For three years Adela saved up her money for a three-night stay at a
hotel on the keys north of Villa Clara. "I am a manicurist," she says.
"I have a small business where I scraped together enough pesos to pay
for an 'all inclusive.' It's great. It's a shame Cuban workers can't
enjoy this. In Cuba the differences between those who have hard currency
and those who live just on their salaries or pensions keeps getting bigger."

Although only ten percent of Cubans can enjoy a brief stay in an
"all-inclusive" hotel, the amenities they enjoy, the amount of food they
eat and beer they drink have become a topic of conversation among
friends and neighbors.

In a nation without political freedoms or democracy, with a chaotic
infrastructure and poverty-level wages, it is frivolities that capture
the imagination of its citizens, who prefer to talk about consumer
brands, football matches and vacations in luxury hotels than the civil
rights denied them.

The behavior of some compatriots at resort hotels can on occasion be
embarrassing. One seven-person family, including the children, were seen
stuffing all the food they could into plastic shopping bags at the
buffet table of the Melia Las Dunas Hotel in Cayo Santa Maria.

"We've seen less of this type of behavior in the last two or three
years. As a Cuban I can understand it. If you never have beef, seafood,
good quality fish, cheese or cold cuts at home, you get carried away
when you are at a place like this," says a buffet table cook. "As
employees, we don't say anything to them but the managers do. The
employees take home all the food we can or sell it on the black market."
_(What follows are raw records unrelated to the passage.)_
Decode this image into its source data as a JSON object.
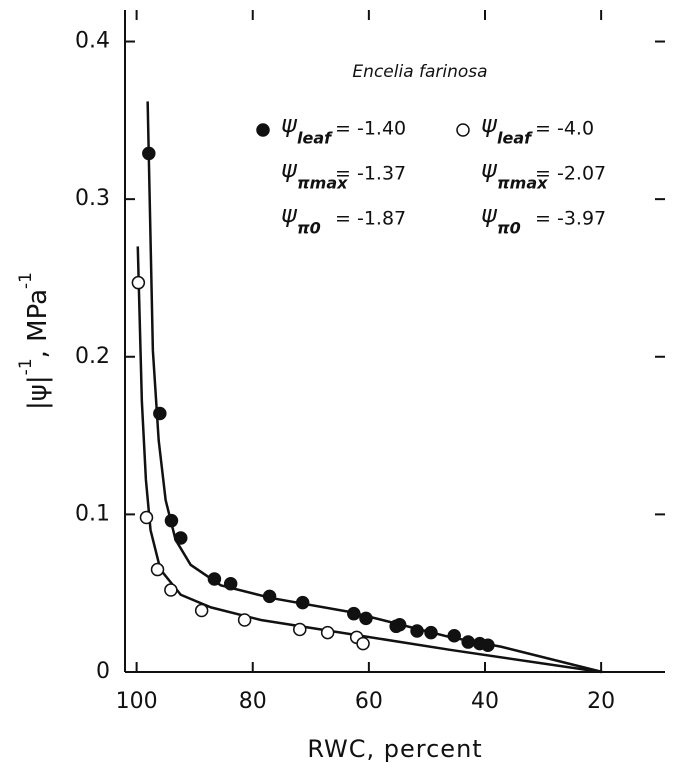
{
  "chart_data": {
    "type": "scatter",
    "title": "Encelia farinosa",
    "x_label": "RWC, percent",
    "y_label": {
      "main": "|ψ|",
      "exp1": "-1",
      "unit": ", MPa",
      "exp2": "-1"
    },
    "xlim": [
      102,
      9
    ],
    "xticks": [
      100,
      80,
      60,
      40,
      20
    ],
    "ylim": [
      0,
      0.42
    ],
    "yticks": [
      0,
      0.1,
      0.2,
      0.3,
      0.4
    ],
    "legend_symbol": "ψ",
    "color": "#111111",
    "series": [
      {
        "marker": "filled",
        "legend": [
          {
            "sub": "leaf",
            "value": "= -1.40"
          },
          {
            "sub": "πmax",
            "value": "= -1.37"
          },
          {
            "sub": "π0",
            "value": "= -1.87"
          }
        ],
        "x": [
          97.9,
          96.0,
          94.0,
          92.4,
          86.6,
          83.8,
          77.1,
          71.4,
          62.6,
          60.5,
          55.3,
          54.7,
          51.7,
          49.3,
          45.3,
          42.9,
          40.9,
          39.5
        ],
        "y": [
          0.329,
          0.164,
          0.096,
          0.085,
          0.059,
          0.056,
          0.048,
          0.044,
          0.037,
          0.034,
          0.029,
          0.03,
          0.026,
          0.025,
          0.023,
          0.019,
          0.018,
          0.017
        ],
        "fit_x": [
          98.1,
          97.2,
          96.2,
          95.0,
          93.3,
          90.7,
          85.5,
          76.9,
          63.1,
          45.9,
          37.2,
          19.8
        ],
        "fit_y": [
          0.362,
          0.204,
          0.147,
          0.109,
          0.084,
          0.068,
          0.055,
          0.047,
          0.038,
          0.022,
          0.016,
          0
        ]
      },
      {
        "marker": "open",
        "legend": [
          {
            "sub": "leaf",
            "value": "= -4.0"
          },
          {
            "sub": "πmax",
            "value": "= -2.07"
          },
          {
            "sub": "π0",
            "value": "= -3.97"
          }
        ],
        "x": [
          99.7,
          98.3,
          96.4,
          94.1,
          88.8,
          81.4,
          71.9,
          67.1,
          62.1,
          61.0
        ],
        "y": [
          0.247,
          0.098,
          0.065,
          0.052,
          0.039,
          0.033,
          0.027,
          0.025,
          0.022,
          0.018
        ],
        "fit_x": [
          99.8,
          99.1,
          98.4,
          97.6,
          95.9,
          92.4,
          87.2,
          78.6,
          61.4,
          45.9,
          20
        ],
        "fit_y": [
          0.27,
          0.172,
          0.122,
          0.09,
          0.065,
          0.049,
          0.041,
          0.033,
          0.023,
          0.014,
          0
        ]
      }
    ]
  }
}
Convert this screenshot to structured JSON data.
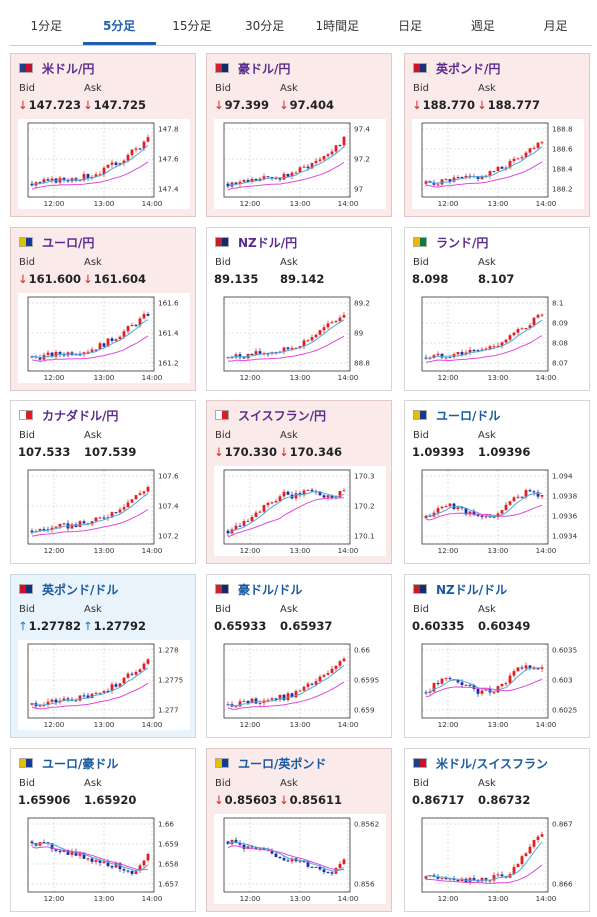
{
  "tabs": [
    "1分足",
    "5分足",
    "15分足",
    "30分足",
    "1時間足",
    "日足",
    "週足",
    "月足"
  ],
  "active_tab": 1,
  "labels": {
    "bid": "Bid",
    "ask": "Ask"
  },
  "time_labels": [
    "12:00",
    "13:00",
    "14:00"
  ],
  "flag_colors": {
    "us": [
      "#c8102e",
      "#1f3f8a"
    ],
    "au": [
      "#102a6e",
      "#cc2233"
    ],
    "gb": [
      "#1a2f7a",
      "#d0102a"
    ],
    "eu": [
      "#123a96",
      "#e0c000"
    ],
    "nz": [
      "#112d70",
      "#c81e2c"
    ],
    "za": [
      "#0f7a3a",
      "#f2b800"
    ],
    "ca": [
      "#d81e2a",
      "#ffffff"
    ],
    "ch": [
      "#d91f26",
      "#ffffff"
    ]
  },
  "cards": [
    {
      "name": "米ドル/円",
      "flag": "us",
      "bid": "147.723",
      "ask": "147.725",
      "dir": "down",
      "bg": "down",
      "yticks": [
        "147.8",
        "147.6",
        "147.4"
      ],
      "pattern": "rise"
    },
    {
      "name": "豪ドル/円",
      "flag": "au",
      "bid": "97.399",
      "ask": "97.404",
      "dir": "down",
      "bg": "down",
      "yticks": [
        "97.4",
        "97.2",
        "97"
      ],
      "pattern": "rise"
    },
    {
      "name": "英ポンド/円",
      "flag": "gb",
      "bid": "188.770",
      "ask": "188.777",
      "dir": "down",
      "bg": "down",
      "yticks": [
        "188.8",
        "188.6",
        "188.4",
        "188.2"
      ],
      "pattern": "rise"
    },
    {
      "name": "ユーロ/円",
      "flag": "eu",
      "bid": "161.600",
      "ask": "161.604",
      "dir": "down",
      "bg": "down",
      "yticks": [
        "161.6",
        "161.4",
        "161.2"
      ],
      "pattern": "rise"
    },
    {
      "name": "NZドル/円",
      "flag": "nz",
      "bid": "89.135",
      "ask": "89.142",
      "dir": "none",
      "bg": "neutral",
      "yticks": [
        "89.2",
        "89",
        "88.8"
      ],
      "pattern": "rise"
    },
    {
      "name": "ランド/円",
      "flag": "za",
      "bid": "8.098",
      "ask": "8.107",
      "dir": "none",
      "bg": "neutral",
      "yticks": [
        "8.1",
        "8.09",
        "8.08",
        "8.07"
      ],
      "pattern": "rise"
    },
    {
      "name": "カナダドル/円",
      "flag": "ca",
      "bid": "107.533",
      "ask": "107.539",
      "dir": "none",
      "bg": "neutral",
      "yticks": [
        "107.6",
        "107.4",
        "107.2"
      ],
      "pattern": "rise"
    },
    {
      "name": "スイスフラン/円",
      "flag": "ch",
      "bid": "170.330",
      "ask": "170.346",
      "dir": "down",
      "bg": "down",
      "yticks": [
        "170.3",
        "170.2",
        "170.1"
      ],
      "pattern": "riseflat"
    },
    {
      "name": "ユーロ/ドル",
      "flag": "eu",
      "bid": "1.09393",
      "ask": "1.09396",
      "dir": "none",
      "bg": "neutral",
      "blue": true,
      "yticks": [
        "1.094",
        "1.0938",
        "1.0936",
        "1.0934"
      ],
      "pattern": "choppy"
    },
    {
      "name": "英ポンド/ドル",
      "flag": "gb",
      "bid": "1.27782",
      "ask": "1.27792",
      "dir": "up",
      "bg": "up",
      "blue": true,
      "yticks": [
        "1.278",
        "1.2775",
        "1.277"
      ],
      "pattern": "rise"
    },
    {
      "name": "豪ドル/ドル",
      "flag": "au",
      "bid": "0.65933",
      "ask": "0.65937",
      "dir": "none",
      "bg": "neutral",
      "blue": true,
      "yticks": [
        "0.66",
        "0.6595",
        "0.659"
      ],
      "pattern": "rise"
    },
    {
      "name": "NZドル/ドル",
      "flag": "nz",
      "bid": "0.60335",
      "ask": "0.60349",
      "dir": "none",
      "bg": "neutral",
      "blue": true,
      "yticks": [
        "0.6035",
        "0.603",
        "0.6025"
      ],
      "pattern": "choppy"
    },
    {
      "name": "ユーロ/豪ドル",
      "flag": "eu",
      "bid": "1.65906",
      "ask": "1.65920",
      "dir": "none",
      "bg": "neutral",
      "blue": true,
      "yticks": [
        "1.66",
        "1.659",
        "1.658",
        "1.657"
      ],
      "pattern": "fall"
    },
    {
      "name": "ユーロ/英ポンド",
      "flag": "eu",
      "bid": "0.85603",
      "ask": "0.85611",
      "dir": "down",
      "bg": "down",
      "blue": true,
      "yticks": [
        "0.8562",
        "0.856"
      ],
      "pattern": "fall"
    },
    {
      "name": "米ドル/スイスフラン",
      "flag": "us",
      "bid": "0.86717",
      "ask": "0.86732",
      "dir": "none",
      "bg": "neutral",
      "blue": true,
      "yticks": [
        "0.867",
        "0.866"
      ],
      "pattern": "lateup"
    }
  ]
}
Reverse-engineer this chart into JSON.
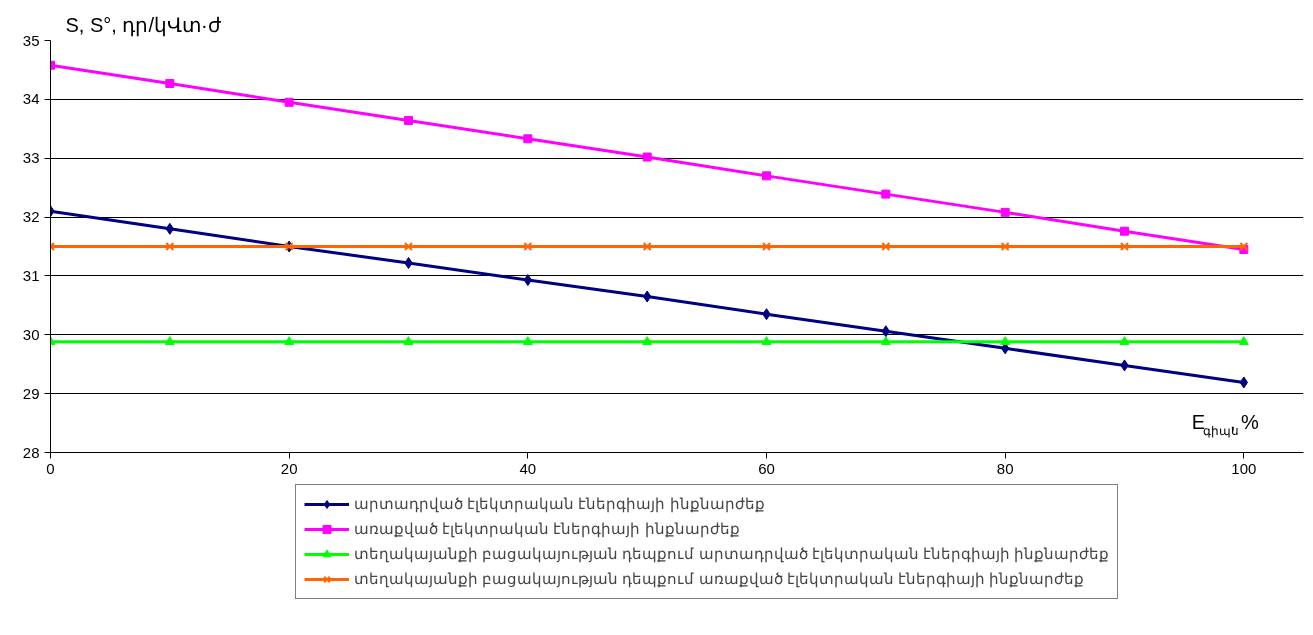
{
  "chart_data": {
    "type": "line",
    "ylabel": "S, S°, դր/կՎտ·ժ",
    "xlabel": "E$_{գիպս}$, %",
    "x": [
      0,
      10,
      20,
      30,
      40,
      50,
      60,
      70,
      80,
      90,
      100
    ],
    "xlim": [
      0,
      105
    ],
    "xticks": [
      0,
      20,
      40,
      60,
      80,
      100
    ],
    "ylim": [
      28,
      35
    ],
    "yticks": [
      28,
      29,
      30,
      31,
      32,
      33,
      34,
      35
    ],
    "grid": "y",
    "legend": "bottom",
    "line_style": "solid",
    "series": [
      {
        "name": "արտադրված էլեկտրական էներգիայի ինքնարժեք",
        "color": "#000080",
        "marker": "diamond",
        "values": [
          32.1,
          31.8,
          31.5,
          31.22,
          30.93,
          30.65,
          30.35,
          30.06,
          29.77,
          29.48,
          29.19
        ]
      },
      {
        "name": "առաքված էլեկտրական էներգիայի ինքնարժեք",
        "color": "#ff00ff",
        "marker": "square",
        "values": [
          34.58,
          34.27,
          33.95,
          33.64,
          33.33,
          33.02,
          32.7,
          32.39,
          32.08,
          31.76,
          31.45
        ]
      },
      {
        "name": "տեղակայանքի բացակայության դեպքում արտադրված էլեկտրական էներգիայի ինքնարժեք",
        "color": "#00ff00",
        "marker": "triangle",
        "values": [
          29.88,
          29.88,
          29.88,
          29.88,
          29.88,
          29.88,
          29.88,
          29.88,
          29.88,
          29.88,
          29.88
        ]
      },
      {
        "name": "տեղակայանքի բացակայության դեպքում առաքված էլեկտրական էներգիայի ինքնարժեք",
        "color": "#ff6600",
        "marker": "cross",
        "values": [
          31.5,
          31.5,
          31.5,
          31.5,
          31.5,
          31.5,
          31.5,
          31.5,
          31.5,
          31.5,
          31.5
        ]
      }
    ]
  }
}
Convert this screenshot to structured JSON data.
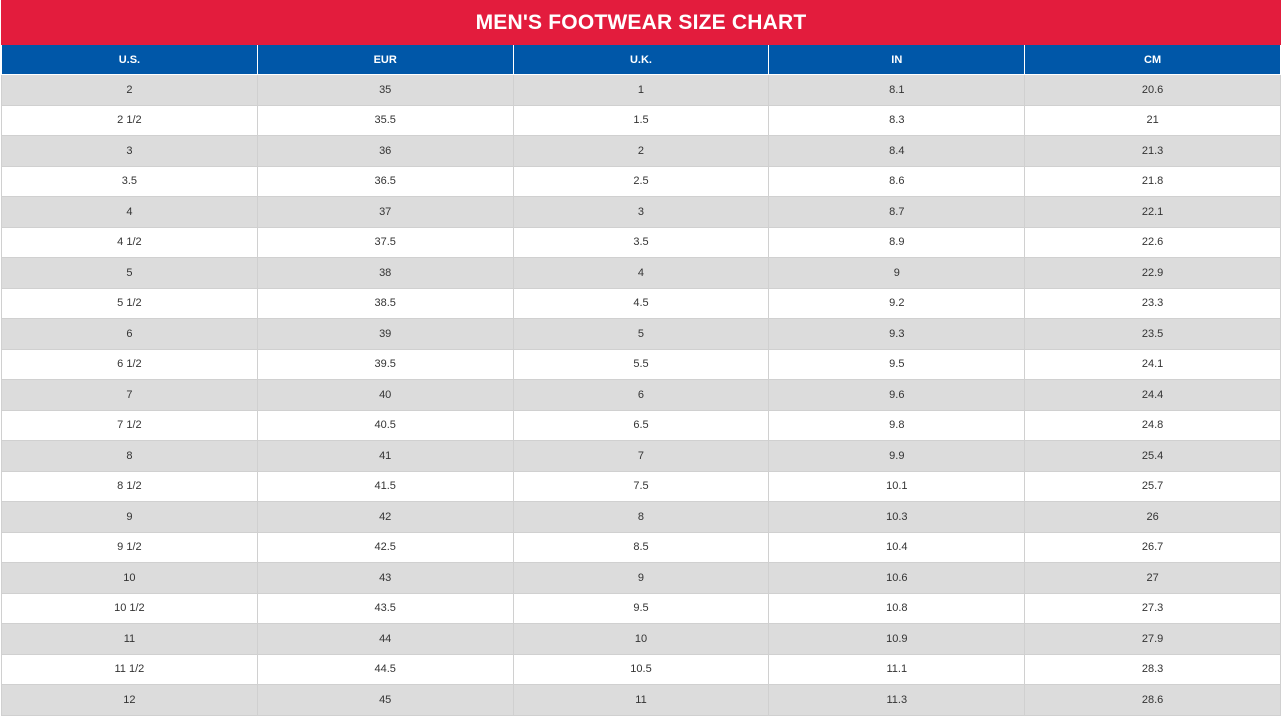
{
  "title": "MEN'S FOOTWEAR SIZE CHART",
  "table": {
    "header": [
      "U.S.",
      "EUR",
      "U.K.",
      "IN",
      "CM"
    ],
    "rows": [
      [
        "2",
        "35",
        "1",
        "8.1",
        "20.6"
      ],
      [
        "2 1/2",
        "35.5",
        "1.5",
        "8.3",
        "21"
      ],
      [
        "3",
        "36",
        "2",
        "8.4",
        "21.3"
      ],
      [
        "3.5",
        "36.5",
        "2.5",
        "8.6",
        "21.8"
      ],
      [
        "4",
        "37",
        "3",
        "8.7",
        "22.1"
      ],
      [
        "4 1/2",
        "37.5",
        "3.5",
        "8.9",
        "22.6"
      ],
      [
        "5",
        "38",
        "4",
        "9",
        "22.9"
      ],
      [
        "5 1/2",
        "38.5",
        "4.5",
        "9.2",
        "23.3"
      ],
      [
        "6",
        "39",
        "5",
        "9.3",
        "23.5"
      ],
      [
        "6 1/2",
        "39.5",
        "5.5",
        "9.5",
        "24.1"
      ],
      [
        "7",
        "40",
        "6",
        "9.6",
        "24.4"
      ],
      [
        "7 1/2",
        "40.5",
        "6.5",
        "9.8",
        "24.8"
      ],
      [
        "8",
        "41",
        "7",
        "9.9",
        "25.4"
      ],
      [
        "8 1/2",
        "41.5",
        "7.5",
        "10.1",
        "25.7"
      ],
      [
        "9",
        "42",
        "8",
        "10.3",
        "26"
      ],
      [
        "9 1/2",
        "42.5",
        "8.5",
        "10.4",
        "26.7"
      ],
      [
        "10",
        "43",
        "9",
        "10.6",
        "27"
      ],
      [
        "10 1/2",
        "43.5",
        "9.5",
        "10.8",
        "27.3"
      ],
      [
        "11",
        "44",
        "10",
        "10.9",
        "27.9"
      ],
      [
        "11 1/2",
        "44.5",
        "10.5",
        "11.1",
        "28.3"
      ],
      [
        "12",
        "45",
        "11",
        "11.3",
        "28.6"
      ]
    ]
  }
}
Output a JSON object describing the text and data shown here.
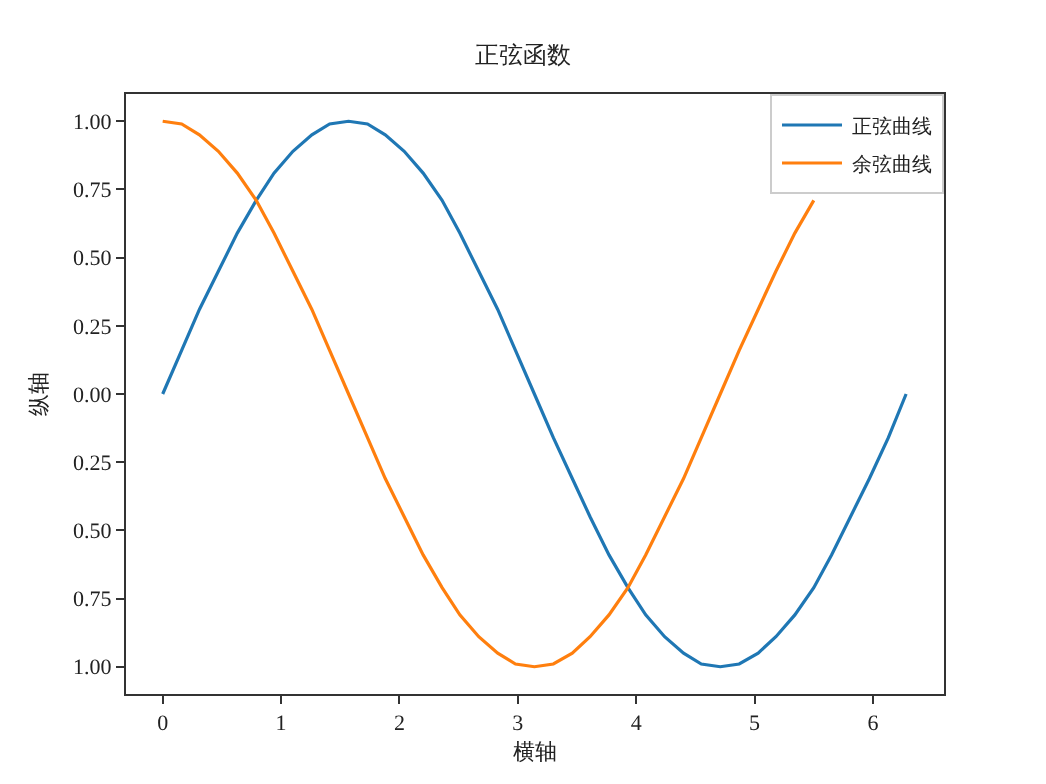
{
  "chart_data": {
    "type": "line",
    "title": "正弦函数",
    "xlabel": "横轴",
    "ylabel": "纵轴",
    "x": [
      0,
      0.16,
      0.31,
      0.47,
      0.63,
      0.79,
      0.94,
      1.1,
      1.26,
      1.41,
      1.57,
      1.73,
      1.88,
      2.04,
      2.2,
      2.36,
      2.51,
      2.67,
      2.83,
      2.98,
      3.14,
      3.3,
      3.46,
      3.61,
      3.77,
      3.93,
      4.08,
      4.24,
      4.4,
      4.55,
      4.71,
      4.87,
      5.03,
      5.18,
      5.34,
      5.5,
      5.65,
      5.81,
      5.97,
      6.13,
      6.28
    ],
    "series": [
      {
        "name": "正弦曲线",
        "color": "#1f77b4",
        "values": [
          0,
          0.16,
          0.31,
          0.45,
          0.59,
          0.71,
          0.81,
          0.89,
          0.95,
          0.99,
          1,
          0.99,
          0.95,
          0.89,
          0.81,
          0.71,
          0.59,
          0.45,
          0.31,
          0.16,
          0,
          -0.16,
          -0.31,
          -0.45,
          -0.59,
          -0.71,
          -0.81,
          -0.89,
          -0.95,
          -0.99,
          -1,
          -0.99,
          -0.95,
          -0.89,
          -0.81,
          -0.71,
          -0.59,
          -0.45,
          -0.31,
          -0.16,
          0
        ]
      },
      {
        "name": "余弦曲线",
        "color": "#ff7f0e",
        "values": [
          1,
          0.99,
          0.95,
          0.89,
          0.81,
          0.71,
          0.59,
          0.45,
          0.31,
          0.16,
          0,
          -0.16,
          -0.31,
          -0.45,
          -0.59,
          -0.71,
          -0.81,
          -0.89,
          -0.95,
          -0.99,
          -1,
          -0.99,
          -0.95,
          -0.89,
          -0.81,
          -0.71,
          -0.59,
          -0.45,
          -0.31,
          -0.16,
          0,
          0.16,
          0.31,
          0.45,
          0.59,
          0.71,
          null,
          null,
          null,
          null,
          null
        ]
      }
    ],
    "xlim": [
      -0.31,
      6.6
    ],
    "xticks": [
      0,
      1,
      2,
      3,
      4,
      5,
      6
    ],
    "ylim": [
      -1.1,
      1.1
    ],
    "yticks": [
      {
        "value": -1,
        "label": "1.00"
      },
      {
        "value": -0.75,
        "label": "0.75"
      },
      {
        "value": -0.5,
        "label": "0.50"
      },
      {
        "value": -0.25,
        "label": "0.25"
      },
      {
        "value": 0,
        "label": "0.00"
      },
      {
        "value": 0.25,
        "label": "0.25"
      },
      {
        "value": 0.5,
        "label": "0.50"
      },
      {
        "value": 0.75,
        "label": "0.75"
      },
      {
        "value": 1,
        "label": "1.00"
      }
    ],
    "legend": "top right",
    "marker": "none",
    "line_style": "solid"
  }
}
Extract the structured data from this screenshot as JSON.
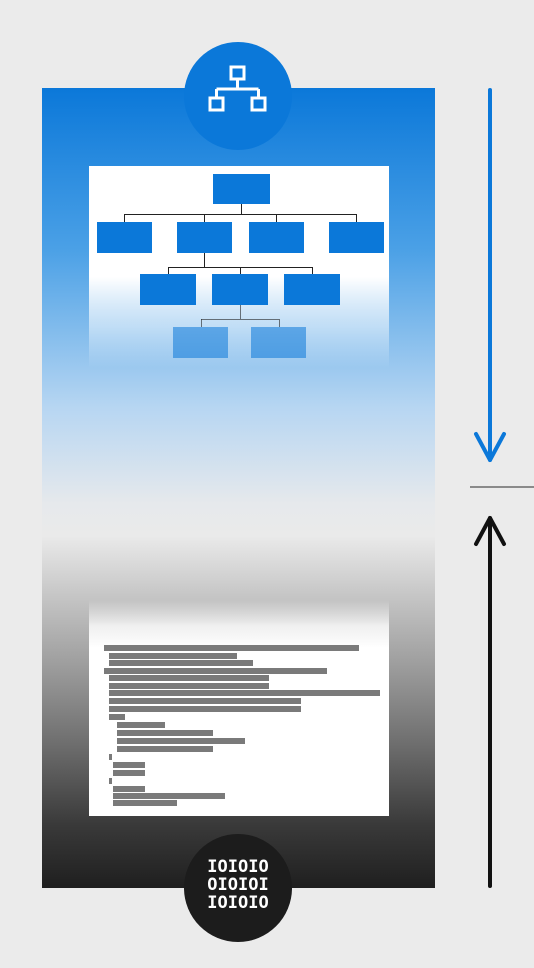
{
  "badges": {
    "top": {
      "icon": "hierarchy-icon",
      "color": "#0b78d9"
    },
    "bottom": {
      "icon": "binary-icon",
      "lines": [
        "IOIOIO",
        "OIOIOI",
        "IOIOIO"
      ],
      "color": "#1c1c1c"
    }
  },
  "arrows": {
    "down": {
      "direction": "down",
      "color": "#0b78d9"
    },
    "up": {
      "direction": "up",
      "color": "#111111"
    },
    "divider_color": "#8a8a8a"
  },
  "colors": {
    "accent_blue": "#0b78d9",
    "dark": "#1c1c1c",
    "background": "#ebebeb"
  }
}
As Selma, a manager at the military-run Gaviota travel chain, explains,
"Many Cubans are able to stay at four or five-star hotels because of the
overseas remittances they receive or because they are invited by family
members living in the United States or Europe. But you cannot ignore
that the fact that the number of Cubans with successful private
businesses has grown dramatically and some of them stay up to three
times a year at tourist resorts."
Although a three-night stay is the equivalent of two-years' salary for a
doctor, Migdalia, who worked for twenty-four months in Africa, believes
it is worth it.

"Since our salaries do not allow us to travel as tourists to other
countries, some of us can have an oasis of abundance at the resorts in
our own country. But I realize that most Cubans still have not
benefitted from the economic reforms," she says.
The government of Fidel Castro created a nation based on equality and
collectivism. In exchange for a doctrinaire education and universal
health coverage, he socialized poverty.

The state used to be the institution that rewarded or punished. Getting
an apartment, a house on the beach or an Aurika washing machine depended
on the degree of loyalty shown to the regime.

Now all that has changed. Public finances are in the red. Tourism in
Cuba is an expensive luxury, to say nothing of tourism overseas. Only
those with the deep pockets of the military bourgeoisie can afford such
an option. Only guys like Antonio Castro and a handful him.